Explaining Sprawl with an Agent-Based Model of Exurban Land and Housing Markets

Date

June 12, 2012

Authors

Nicholas Magliocca, Virginia McConnell, Margaret A. Walls, and Elena Safirova

Publication

Working Paper

Reading time

2 minutes
This paper develops a model of land use in a growing community on the urban fringe and uses it to explore the spatial patterns and time path of development. The model is an agent-based model (ABM) of housing and land markets that includes as agents farmer/landowners, a developer who buys land and builds houses, and consumers who purchase housing. Housing is characterized by lot size and house size. As in all ABMs, macro-scale patterns emerge from many micro-scale interactions between individual agents, which are modeled computationally. In contrast to many other ABMs, however, the fundamentals of microeconomic decisionmaking are built into the model—consumers choose houses to maximize utility; farmers compare returns from agriculture to the expected value of their land in development; and developers purchase land and build houses so as to maximize profits. Model simulations reveal some aspects of sprawl such as “leapfrog” development, yet also confirm some results from traditional urban economic models, such as declining density and rent (land price) gradients. Sensitivity analyses on the utility function parameters, the distribution of agricultural productivity, and the travel costs highlight the importance of the economic features of the model.

Communities across the United States have implemented a variety of programs and policies to combat sprawl, yet residential development in American exurbia remains characterized by discontinuous or “leapfrog” development and large average lot sizes.

Zoning codes that regulate minimum lot size are an important part of the local planner’s toolkit in suburban and exurban settings. They allow planners to limit high density uses, control growth, and preserve open space and farmland. Yet actual land use outcomes with these regulations are highly uncertain.

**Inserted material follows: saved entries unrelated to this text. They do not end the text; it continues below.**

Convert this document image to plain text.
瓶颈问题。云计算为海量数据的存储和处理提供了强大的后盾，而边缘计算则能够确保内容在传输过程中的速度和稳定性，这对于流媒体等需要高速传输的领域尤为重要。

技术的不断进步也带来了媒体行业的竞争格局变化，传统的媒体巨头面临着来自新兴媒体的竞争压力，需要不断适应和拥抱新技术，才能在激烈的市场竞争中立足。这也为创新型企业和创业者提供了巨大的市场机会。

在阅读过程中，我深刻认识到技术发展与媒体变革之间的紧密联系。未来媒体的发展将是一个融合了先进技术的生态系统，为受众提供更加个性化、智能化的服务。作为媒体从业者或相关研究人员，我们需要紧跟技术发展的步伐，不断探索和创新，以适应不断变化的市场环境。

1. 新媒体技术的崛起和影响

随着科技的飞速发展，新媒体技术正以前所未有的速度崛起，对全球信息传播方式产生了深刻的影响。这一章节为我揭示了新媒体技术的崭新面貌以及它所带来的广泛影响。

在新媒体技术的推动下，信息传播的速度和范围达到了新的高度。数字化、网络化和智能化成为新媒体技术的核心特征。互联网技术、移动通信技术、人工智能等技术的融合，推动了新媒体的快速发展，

In two RFF discussion papers, Nicholas Magliocca, Virginia McConnell, Margaret Walls, and Elena Safirova explore the spatial patterns and time path of housing development in a range of settings. In one paper, “Explaining Sprawl with an Agent-Based Model of Exurban Land and Housing Markets,” the authors develop a unique agent-based model of housing and land markets and use it to study the dynamic and spatial patterns of development in a hypothetical community on the urban fringe. They examine land and housing markets in a developing region, as well as the major influences on patterns of development. In the second, “Zoning on the Urban Fringe: Results from a New Approach to Modeling,” the authors use the model to examine the effects of large-lot zoning in one region on land conversion, land prices, and the spatial configuration and density in both that region and other surrounding areas. They find that the type and stringency of zoning requirements are important: their findings suggest that a two-acre minimum lot size in one region could encourage sprawl by keeping all developing regions in low-density development, whereas larger lot size requirements in the zoned region would tend to result in more contained development elsewhere.